Communities of color are disproportionately affected by both transportation pollution and poor transportation systems. Eighteen percent of households of color lack access to a car, compared to six percent of white households. Advocates including RACCE and Save the Sound have successfully fought for language in TCI that dictates 50 percent of proceeds from TCI be invested into communities disproportionately impacted by air pollution and poor transportation.
“Connecticut has the opportunity to invest in a transportation system that prioritizes communities that live on the frontlines of poverty pollution and the climate crisis,” said Barratt. “TCI can help achieve this by adopting a transportation program to cap carbon emissions.”
“In Their Own Words” Breakout Room: Marissa Glaze from the Boys & Girls of Mount Vernon
Marissa Glaze spoke candidly about her time with Save the Sound as a member of the Boys and Girls Club of Mount Vernon, as well as her surprise at the amount of trash on her streets and in her waters after coming to the U.S. from Jamaica.
“America is kind of described of as this wonderland, so in this wonderland you wouldn’t think there was any garbage, but when I first came here there was a lot of garbage, especially in my community,” said Glaze.
She spoke about her connection to the earth, her dismay about how much we are damaging it, and how important it is to get communities outside and in nature.

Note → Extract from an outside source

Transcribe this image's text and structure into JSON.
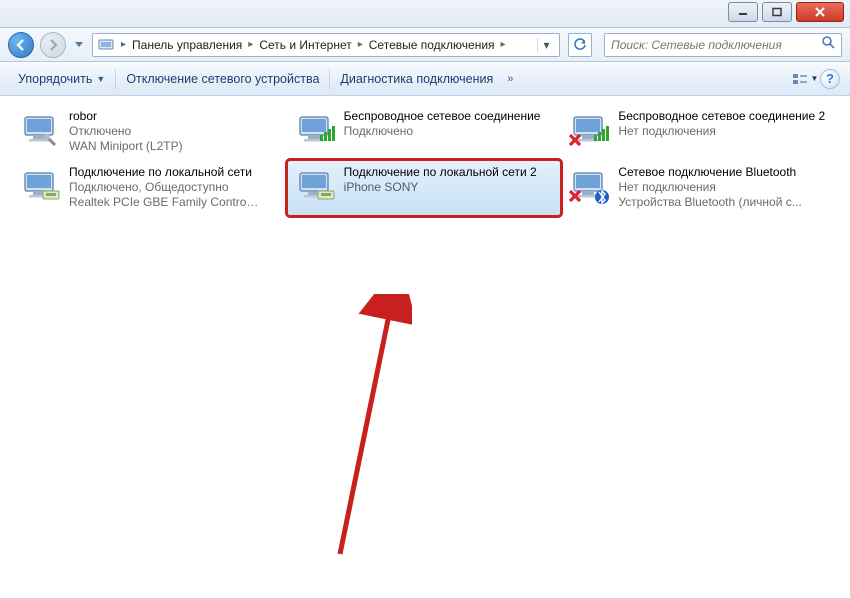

“I feel like poverty plays a large role in what people of color see in their daily lives,” said Glaze. “We see a lot of violence and a lot of abuse and I feel like because those issues are so major in our community we don’t have time to pay attention to the small things that are actually really big things….In my community there’s not a lot of trees and the air is very polluted. We are surrounded by so many buildings and I feel like once you step outside of our community…you actually connect to the earth.”
She ended with a video that highlighted the work Save the Sound has done with the Boys & Girls Club and spoke about the impression it had on her to be able to get out and work hands-on in her local waterways.
“I think this is what I want to do with the rest of my life,” said Glaze. “Just be a supporter of the environment.”